I am working with some large models (or in this case, a large generated quantities block). What is the best practise for saving & loading? At present, we are saving using m$save_object(filename), and then loading using readRDS(). Until recently, this was working fine, but we now seem to be having some intermittent errors. For example, if I load my model and call m$draws() it works fine. But if I run m$draws() a second time, I get an error:

my_model <- readRDS("test1_0.model")
sim <- my_model$draws("Q", format = "df") 

sim <- my_model$draws("Q", format = "df") 
Error in read_cmdstan_csv(files = self$output_files(include_failed = FALSE),  : 
  Assertion on 'files' failed: File does not exist: '/var/folders/n4/y27qcvjj55zcvy93d64x00b40000gq/T/Rtmpu4zne4/FoMo1_0-202503311038-1-30eeb5.csv'.

This is making my processing workflow very clunky.

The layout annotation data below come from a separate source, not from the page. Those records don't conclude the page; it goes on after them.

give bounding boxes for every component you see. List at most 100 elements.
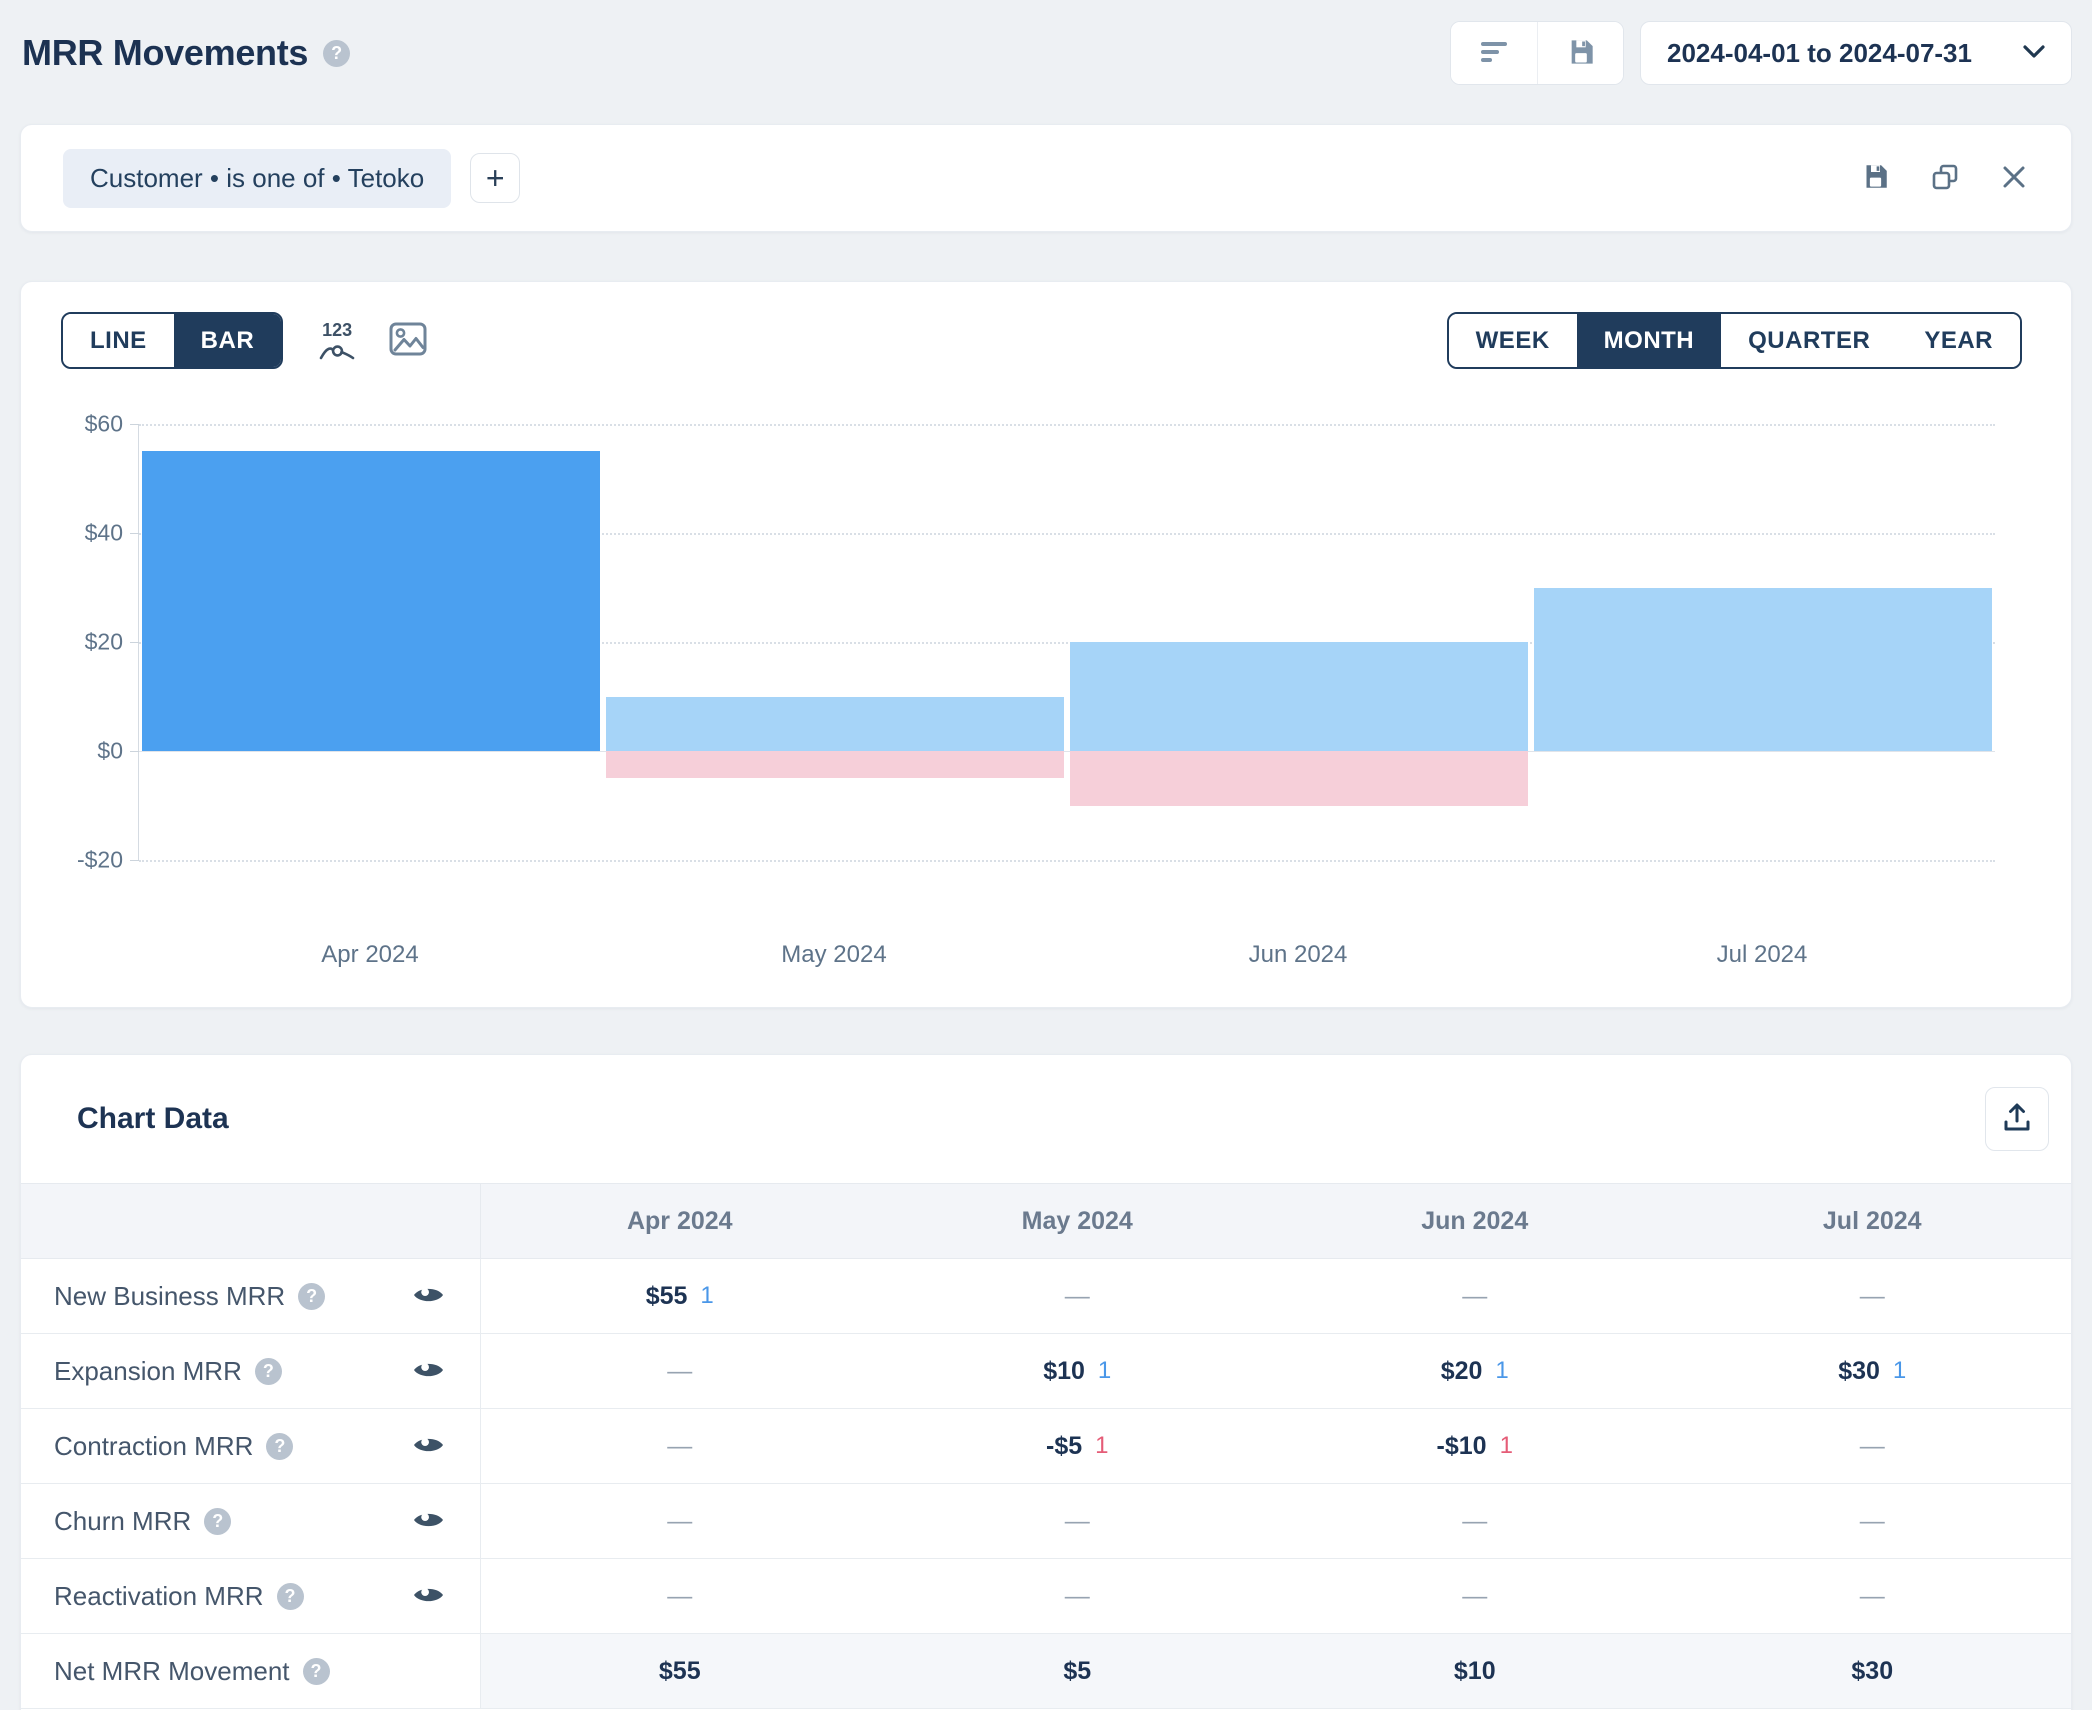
help-icon[interactable]: ? bbox=[204, 1507, 232, 1535]
y-axis-label: $20 bbox=[84, 628, 123, 655]
cell-value: $55 bbox=[658, 1656, 701, 1685]
save-view-button[interactable] bbox=[1537, 22, 1623, 84]
row-label: Net MRR Movement bbox=[54, 1655, 290, 1686]
table-cell: $20 1 bbox=[1276, 1334, 1674, 1408]
row-label-cell: Reactivation MRR? bbox=[21, 1559, 481, 1633]
help-icon[interactable]: ? bbox=[298, 1282, 326, 1310]
y-axis-tick bbox=[130, 533, 139, 534]
table-cell: — bbox=[1276, 1484, 1674, 1558]
chart-type-toggle: LINE BAR bbox=[61, 312, 284, 369]
empty-value: — bbox=[1064, 1581, 1090, 1610]
gridline bbox=[139, 860, 1995, 862]
chart-type-line[interactable]: LINE bbox=[63, 314, 174, 367]
x-axis-label: Apr 2024 bbox=[321, 941, 419, 968]
table-body: New Business MRR? $55 1 — — — Expansion MRR? — $… bbox=[21, 1259, 2071, 1709]
export-image-button[interactable] bbox=[389, 322, 427, 359]
filter-icon bbox=[1479, 40, 1509, 67]
toggle-series-visibility-button[interactable] bbox=[413, 1434, 444, 1459]
row-label: New Business MRR bbox=[54, 1280, 286, 1311]
cell-value: -$10 bbox=[1436, 1431, 1487, 1460]
table-cell: — bbox=[481, 1559, 879, 1633]
row-label-cell: Expansion MRR? bbox=[21, 1334, 481, 1408]
values-123-icon: 123 bbox=[322, 319, 353, 340]
toggle-series-visibility-button[interactable] bbox=[413, 1284, 444, 1309]
row-label-cell: New Business MRR? bbox=[21, 1259, 481, 1333]
table-cell: -$10 1 bbox=[1276, 1409, 1674, 1483]
duplicate-filter-button[interactable] bbox=[1931, 163, 1959, 194]
chart-toolbar: LINE BAR 123 WEEK MONTH QUARTER YEAR bbox=[21, 282, 2071, 369]
toggle-series-visibility-button[interactable] bbox=[413, 1359, 444, 1384]
toggle-series-visibility-button[interactable] bbox=[413, 1509, 444, 1534]
help-icon[interactable]: ? bbox=[276, 1582, 304, 1610]
topbar: MRR Movements ? 2024-04-01 to 2024-07-31 bbox=[0, 0, 2092, 86]
save-icon bbox=[1862, 163, 1889, 193]
filter-bar: Customer • is one of • Tetoko + bbox=[20, 124, 2072, 232]
help-icon[interactable]: ? bbox=[266, 1432, 294, 1460]
y-axis-label: -$20 bbox=[76, 846, 123, 873]
period-week[interactable]: WEEK bbox=[1448, 314, 1577, 367]
bar-segment-expansion-mrr[interactable] bbox=[1534, 587, 1992, 751]
image-icon bbox=[389, 322, 427, 359]
bar-segment-expansion-mrr[interactable] bbox=[1070, 642, 1528, 751]
cell-value: $10 bbox=[1043, 1356, 1085, 1385]
empty-value: — bbox=[1859, 1506, 1885, 1535]
clear-filter-button[interactable] bbox=[2001, 164, 2027, 193]
empty-value: — bbox=[667, 1506, 693, 1535]
column-header: May 2024 bbox=[1021, 1206, 1133, 1235]
filter-chip[interactable]: Customer • is one of • Tetoko bbox=[63, 148, 452, 208]
save-filter-button[interactable] bbox=[1862, 163, 1889, 193]
cell-value: $30 bbox=[1851, 1656, 1894, 1685]
cell-value: $55 bbox=[645, 1281, 688, 1310]
gridline bbox=[139, 751, 1995, 752]
chart-type-bar[interactable]: BAR bbox=[173, 314, 282, 367]
row-label-cell: Churn MRR? bbox=[21, 1484, 481, 1558]
table-cell: -$5 1 bbox=[879, 1409, 1277, 1483]
x-labels: Apr 2024 May 2024 Jun 2024 Jul 2024 bbox=[138, 941, 1994, 981]
table-header-row: Apr 2024 May 2024 Jun 2024 Jul 2024 bbox=[21, 1183, 2071, 1259]
table-cell: — bbox=[879, 1259, 1277, 1333]
show-values-button[interactable]: 123 bbox=[319, 321, 355, 361]
period-toggle: WEEK MONTH QUARTER YEAR bbox=[1446, 312, 2022, 369]
period-year[interactable]: YEAR bbox=[1897, 314, 2020, 367]
filter-button[interactable] bbox=[1451, 22, 1537, 84]
table-cell: — bbox=[1674, 1259, 2072, 1333]
bar-segment-contraction-mrr[interactable] bbox=[1070, 751, 1528, 806]
bar-segment-expansion-mrr[interactable] bbox=[606, 696, 1064, 751]
add-filter-button[interactable]: + bbox=[470, 153, 521, 203]
customer-count[interactable]: 1 bbox=[1095, 1432, 1109, 1459]
table-cell: — bbox=[1674, 1409, 2072, 1483]
eye-icon bbox=[413, 1434, 444, 1459]
x-axis-label: Jun 2024 bbox=[1248, 941, 1348, 968]
chart-data-header: Chart Data bbox=[21, 1055, 2071, 1183]
period-quarter[interactable]: QUARTER bbox=[1721, 314, 1898, 367]
help-icon[interactable]: ? bbox=[302, 1657, 330, 1685]
table-cell: — bbox=[1674, 1484, 2072, 1558]
bar-segment-new-business-mrr[interactable] bbox=[142, 451, 600, 751]
export-data-button[interactable] bbox=[1985, 1087, 2049, 1151]
topbar-icon-group bbox=[1450, 21, 1624, 85]
period-month[interactable]: MONTH bbox=[1576, 314, 1722, 367]
chart-panel: LINE BAR 123 WEEK MONTH QUARTER YEAR $60… bbox=[20, 281, 2072, 1008]
customer-count[interactable]: 1 bbox=[1495, 1357, 1509, 1384]
customer-count[interactable]: 1 bbox=[1892, 1357, 1907, 1384]
x-axis-label: Jul 2024 bbox=[1716, 941, 1808, 968]
export-icon bbox=[2001, 1102, 2033, 1137]
column-header: Jul 2024 bbox=[1822, 1206, 1922, 1235]
table-cell: $30 bbox=[1673, 1634, 2071, 1708]
help-icon[interactable]: ? bbox=[254, 1357, 282, 1385]
date-range-select[interactable]: 2024-04-01 to 2024-07-31 bbox=[1640, 21, 2072, 85]
table-row: Churn MRR? — — — — bbox=[21, 1484, 2071, 1559]
column-header-empty bbox=[21, 1184, 481, 1258]
row-label-cell: Net MRR Movement? bbox=[21, 1634, 481, 1708]
title-help-icon[interactable]: ? bbox=[323, 39, 351, 67]
customer-count[interactable]: 1 bbox=[1097, 1357, 1112, 1384]
customer-count[interactable]: 1 bbox=[1499, 1432, 1513, 1459]
table-row: Net MRR Movement? $55 $5 $10 $30 bbox=[21, 1634, 2071, 1709]
customer-count[interactable]: 1 bbox=[700, 1282, 714, 1309]
toggle-series-visibility-button[interactable] bbox=[413, 1584, 444, 1609]
mrr-bar-chart: $60 $40 $20 $0 -$20 Apr 2024 May 2024 Jun 2024… bbox=[21, 411, 2071, 968]
page-title: MRR Movements bbox=[22, 32, 309, 73]
table-row: New Business MRR? $55 1 — — — bbox=[21, 1259, 2071, 1334]
bar-segment-contraction-mrr[interactable] bbox=[606, 751, 1064, 779]
y-axis-label: $0 bbox=[97, 737, 123, 764]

Any suggestions on what I could do differently?

Thanks

It looks like the m in m$save_object(filename) is fit, not a compiled Stan program?

I would suggest recompiling rather than saving compiled models. It’s much more portable.

I would suggest saving draws in .csv format (compressed if you’re short of space).

That way, nothing depends on R’s binary formats.

I don’t know what /var/folders/ is, but you need to put these things into a directory that’s not a temp directory that will be cleared out.

My guess is that the issue here is related to the temporary files that CmdStanR uses as the default for saving the CSVs.

A few tips:

  • For large models I would definitely recommend specifying output_dir to avoid the output being written to a temporary location. If you later don’t want to save the CSV files that end up in output_dir (e.g. if they’re really large) you can delete them after successfully reading everything into R and saving an R object. But make sure you’ve saved an R object first. Alternatively, you can avoid saving the R object since you now have the CSV files in a permanent location. Specifying output_dir just gives you the option to choose.

  • In the main CmdStanR vignette there’s a section on saving model objects that shows some other options besides using the save_object method. Basically the save_object method makes sure everything necessary is read into memory in R from CSV and then just calls saveRDS on the fitted model object. The important part is making sure things are read into memory, after that you can use any tools available in R for saving objects in various formats. The vignette gives an example of using the qsave function, which is much faster than saveRDS.

That’s the temporary directory that R uses. CmdStanR will save files there unless a directory is specified by the user.